ART ARCHIVES

Water Bearer

by

At the end of the 19th century, the reclusive independent scholar James Reuel Smith went on a private mission to document the endangered natural springs and wells of Upper Manhattan and the Bronx. Inspired by Smith’s archives at the New-York Historical Society, 2002 SculptureCenter Prize recipient Jimbo Blachly has been tracking down and responding to the sites of these former urban oases in a collaboration with writer Lytle Shaw.
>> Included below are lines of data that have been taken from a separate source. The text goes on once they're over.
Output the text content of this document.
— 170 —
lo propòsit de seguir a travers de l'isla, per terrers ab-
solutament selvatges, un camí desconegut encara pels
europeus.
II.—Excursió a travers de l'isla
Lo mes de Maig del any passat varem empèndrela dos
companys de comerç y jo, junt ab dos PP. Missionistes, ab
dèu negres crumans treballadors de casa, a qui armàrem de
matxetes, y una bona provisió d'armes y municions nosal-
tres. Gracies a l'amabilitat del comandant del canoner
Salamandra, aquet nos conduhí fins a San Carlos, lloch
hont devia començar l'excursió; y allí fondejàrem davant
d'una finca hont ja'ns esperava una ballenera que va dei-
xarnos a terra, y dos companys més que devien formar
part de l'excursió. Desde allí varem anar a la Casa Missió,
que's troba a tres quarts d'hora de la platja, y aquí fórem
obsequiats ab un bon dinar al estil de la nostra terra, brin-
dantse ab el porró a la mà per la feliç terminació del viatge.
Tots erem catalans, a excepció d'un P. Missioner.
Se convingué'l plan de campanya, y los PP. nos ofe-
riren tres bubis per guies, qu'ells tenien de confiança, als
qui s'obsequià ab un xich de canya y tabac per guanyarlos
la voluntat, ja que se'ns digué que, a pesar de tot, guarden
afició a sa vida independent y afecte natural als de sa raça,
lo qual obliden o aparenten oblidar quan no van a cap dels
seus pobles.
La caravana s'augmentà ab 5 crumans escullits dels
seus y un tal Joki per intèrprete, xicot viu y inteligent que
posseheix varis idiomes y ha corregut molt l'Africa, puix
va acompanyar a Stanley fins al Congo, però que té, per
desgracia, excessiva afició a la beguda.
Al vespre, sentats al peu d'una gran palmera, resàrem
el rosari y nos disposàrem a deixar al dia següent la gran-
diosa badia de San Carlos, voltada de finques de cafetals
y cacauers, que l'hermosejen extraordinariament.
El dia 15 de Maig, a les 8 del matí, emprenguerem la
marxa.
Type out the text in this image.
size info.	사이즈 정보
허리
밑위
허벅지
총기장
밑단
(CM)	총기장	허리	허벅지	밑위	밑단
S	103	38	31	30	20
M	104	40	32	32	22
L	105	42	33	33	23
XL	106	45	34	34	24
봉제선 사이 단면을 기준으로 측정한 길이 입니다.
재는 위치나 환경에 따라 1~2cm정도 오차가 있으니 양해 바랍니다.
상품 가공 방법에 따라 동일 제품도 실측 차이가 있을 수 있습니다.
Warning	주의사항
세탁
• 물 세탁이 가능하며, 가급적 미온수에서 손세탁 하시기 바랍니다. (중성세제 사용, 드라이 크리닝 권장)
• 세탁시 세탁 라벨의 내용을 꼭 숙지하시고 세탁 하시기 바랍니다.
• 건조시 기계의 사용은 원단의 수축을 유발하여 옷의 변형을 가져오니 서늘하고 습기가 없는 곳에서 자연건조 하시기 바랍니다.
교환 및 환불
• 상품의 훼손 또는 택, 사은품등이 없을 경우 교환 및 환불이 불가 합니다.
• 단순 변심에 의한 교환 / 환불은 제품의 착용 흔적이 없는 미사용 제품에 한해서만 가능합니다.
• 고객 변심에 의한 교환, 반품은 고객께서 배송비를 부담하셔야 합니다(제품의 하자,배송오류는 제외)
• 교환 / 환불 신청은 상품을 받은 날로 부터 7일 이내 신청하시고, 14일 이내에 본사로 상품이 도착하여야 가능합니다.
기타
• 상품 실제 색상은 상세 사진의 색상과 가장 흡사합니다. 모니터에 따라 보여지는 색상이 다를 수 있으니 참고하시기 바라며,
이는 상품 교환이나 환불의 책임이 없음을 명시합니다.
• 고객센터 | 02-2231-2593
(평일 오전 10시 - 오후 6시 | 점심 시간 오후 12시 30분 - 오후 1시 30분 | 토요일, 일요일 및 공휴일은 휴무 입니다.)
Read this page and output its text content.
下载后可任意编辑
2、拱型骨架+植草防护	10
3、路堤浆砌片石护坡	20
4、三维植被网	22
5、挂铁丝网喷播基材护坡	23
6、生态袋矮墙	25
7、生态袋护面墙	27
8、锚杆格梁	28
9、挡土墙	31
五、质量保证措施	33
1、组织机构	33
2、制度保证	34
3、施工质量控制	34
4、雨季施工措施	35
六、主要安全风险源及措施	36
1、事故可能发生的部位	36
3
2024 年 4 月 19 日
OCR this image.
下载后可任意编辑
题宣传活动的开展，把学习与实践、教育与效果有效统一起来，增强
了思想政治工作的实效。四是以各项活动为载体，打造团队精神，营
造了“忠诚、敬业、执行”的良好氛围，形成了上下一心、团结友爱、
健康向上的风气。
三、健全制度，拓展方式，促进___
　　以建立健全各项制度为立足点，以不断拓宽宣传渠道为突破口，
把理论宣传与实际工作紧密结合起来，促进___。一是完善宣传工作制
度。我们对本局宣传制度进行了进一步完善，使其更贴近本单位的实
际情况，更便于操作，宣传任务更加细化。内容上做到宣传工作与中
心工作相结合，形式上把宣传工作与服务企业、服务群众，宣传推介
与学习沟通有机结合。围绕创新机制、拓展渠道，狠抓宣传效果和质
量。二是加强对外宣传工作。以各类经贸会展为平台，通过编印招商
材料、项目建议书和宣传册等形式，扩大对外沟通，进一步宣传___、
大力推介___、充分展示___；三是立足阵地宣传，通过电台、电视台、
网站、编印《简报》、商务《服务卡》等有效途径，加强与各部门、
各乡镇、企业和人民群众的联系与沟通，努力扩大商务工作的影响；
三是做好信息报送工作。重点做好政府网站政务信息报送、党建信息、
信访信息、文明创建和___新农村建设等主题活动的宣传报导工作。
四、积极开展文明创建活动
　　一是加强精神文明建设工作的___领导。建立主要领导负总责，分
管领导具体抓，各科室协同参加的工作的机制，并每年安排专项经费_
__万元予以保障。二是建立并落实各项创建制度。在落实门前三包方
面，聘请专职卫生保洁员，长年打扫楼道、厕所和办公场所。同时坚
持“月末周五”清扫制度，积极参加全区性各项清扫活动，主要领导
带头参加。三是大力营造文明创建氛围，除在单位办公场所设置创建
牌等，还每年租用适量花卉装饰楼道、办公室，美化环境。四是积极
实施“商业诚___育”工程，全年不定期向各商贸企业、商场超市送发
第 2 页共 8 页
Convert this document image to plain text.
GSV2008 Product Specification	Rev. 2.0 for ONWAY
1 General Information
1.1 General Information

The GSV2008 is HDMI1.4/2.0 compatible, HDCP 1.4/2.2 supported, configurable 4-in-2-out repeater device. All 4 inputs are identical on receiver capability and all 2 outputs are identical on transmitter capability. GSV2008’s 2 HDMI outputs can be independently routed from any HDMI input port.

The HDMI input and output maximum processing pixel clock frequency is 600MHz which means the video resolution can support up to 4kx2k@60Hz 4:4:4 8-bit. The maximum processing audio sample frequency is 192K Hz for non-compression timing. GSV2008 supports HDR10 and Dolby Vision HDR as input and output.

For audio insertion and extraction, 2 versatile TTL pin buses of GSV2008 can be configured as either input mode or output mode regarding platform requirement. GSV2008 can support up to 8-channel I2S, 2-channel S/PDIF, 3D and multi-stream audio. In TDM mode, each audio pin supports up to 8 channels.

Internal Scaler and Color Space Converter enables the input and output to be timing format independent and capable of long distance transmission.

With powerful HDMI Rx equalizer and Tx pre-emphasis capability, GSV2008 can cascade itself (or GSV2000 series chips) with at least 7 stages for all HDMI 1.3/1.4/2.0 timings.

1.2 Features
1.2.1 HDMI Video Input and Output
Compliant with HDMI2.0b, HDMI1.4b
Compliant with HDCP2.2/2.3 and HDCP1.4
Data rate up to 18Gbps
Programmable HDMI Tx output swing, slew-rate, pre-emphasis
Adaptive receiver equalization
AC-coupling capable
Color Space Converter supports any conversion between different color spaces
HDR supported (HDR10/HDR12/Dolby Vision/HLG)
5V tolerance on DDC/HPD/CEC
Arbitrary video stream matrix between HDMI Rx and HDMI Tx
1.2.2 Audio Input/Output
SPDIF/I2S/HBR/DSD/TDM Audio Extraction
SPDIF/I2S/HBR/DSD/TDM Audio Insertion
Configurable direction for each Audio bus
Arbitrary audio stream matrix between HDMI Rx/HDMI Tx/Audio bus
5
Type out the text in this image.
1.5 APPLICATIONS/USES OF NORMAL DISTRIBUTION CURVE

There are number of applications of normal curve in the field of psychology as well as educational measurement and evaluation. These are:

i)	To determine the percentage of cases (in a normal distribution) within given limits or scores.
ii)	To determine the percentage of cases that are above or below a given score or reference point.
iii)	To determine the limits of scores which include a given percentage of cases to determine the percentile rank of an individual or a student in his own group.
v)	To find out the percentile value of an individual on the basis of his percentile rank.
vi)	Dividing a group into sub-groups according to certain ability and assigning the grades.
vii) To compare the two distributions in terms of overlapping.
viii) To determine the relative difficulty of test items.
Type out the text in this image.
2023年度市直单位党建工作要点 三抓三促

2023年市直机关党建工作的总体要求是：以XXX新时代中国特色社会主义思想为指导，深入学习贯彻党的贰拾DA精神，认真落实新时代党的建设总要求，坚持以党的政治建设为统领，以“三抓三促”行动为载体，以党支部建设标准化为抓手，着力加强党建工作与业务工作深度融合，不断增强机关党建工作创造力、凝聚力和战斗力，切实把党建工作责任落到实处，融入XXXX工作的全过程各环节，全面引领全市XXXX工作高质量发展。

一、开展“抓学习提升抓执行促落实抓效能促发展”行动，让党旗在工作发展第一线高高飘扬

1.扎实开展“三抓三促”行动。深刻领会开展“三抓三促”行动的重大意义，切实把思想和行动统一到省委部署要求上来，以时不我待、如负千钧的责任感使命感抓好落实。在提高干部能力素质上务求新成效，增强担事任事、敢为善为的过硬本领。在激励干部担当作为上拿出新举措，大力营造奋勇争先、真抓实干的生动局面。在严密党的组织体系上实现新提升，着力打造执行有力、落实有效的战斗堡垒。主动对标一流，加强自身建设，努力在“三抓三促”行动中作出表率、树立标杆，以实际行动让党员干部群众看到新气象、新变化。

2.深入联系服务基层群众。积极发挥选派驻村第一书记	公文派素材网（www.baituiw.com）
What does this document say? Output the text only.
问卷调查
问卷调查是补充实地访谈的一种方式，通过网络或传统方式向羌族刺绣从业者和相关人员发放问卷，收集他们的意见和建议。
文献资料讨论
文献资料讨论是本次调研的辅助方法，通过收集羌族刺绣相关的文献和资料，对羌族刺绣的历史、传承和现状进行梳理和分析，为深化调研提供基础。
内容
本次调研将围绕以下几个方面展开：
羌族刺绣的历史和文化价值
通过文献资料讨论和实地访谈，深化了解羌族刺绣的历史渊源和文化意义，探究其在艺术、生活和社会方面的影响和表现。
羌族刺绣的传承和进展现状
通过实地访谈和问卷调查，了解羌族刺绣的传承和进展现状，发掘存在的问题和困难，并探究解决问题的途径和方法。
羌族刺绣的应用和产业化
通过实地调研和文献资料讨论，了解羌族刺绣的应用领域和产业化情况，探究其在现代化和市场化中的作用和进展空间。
The resulting photographs, drawings, and installation are on view at SculptureCenter’s new home, in a rarefied conceptual exhibition that makes for a subversive inauguration of the venue.

Blachly’s premise is attractive: Bottled, regulated, and privatized by large corporations, water has become an abstract commodity, and retracing Smith’s footsteps can be seen as an act of meaningful nostalgia. In revisiting a landscape of obsolescence, though, Blachly claims for sculpture a role more readily associated with photography—specifically Eugene Atget’s images of pre-industrial Paris. In this context Blachly’s installation, a hybrid of a Museum of Natural History diorama and a decorative fountain at a day spa, seems superfluous. Moss-filled terrariums are stacked haphazardly, water dribbles from wooden gutters, and cardboard wells and pools dot the floor. The sprawling construction has a certain formal charm, but it lacks the sense of sublimation—something lost and gained in translation from site to document—that Robert Smithson, another clear influence, exploited so expertly in films and photographs of his Earthworks.

Though less original, Blachly’s captioned photographs of Smith’s spring sites are more compelling. So is Shaw’s accompanying text, which draws out the latent romanticism of Blachly’s, and Smith’s, process. Theirs is a sensitive, conceptually fluid undertaking that might have been better served by a less solid medium.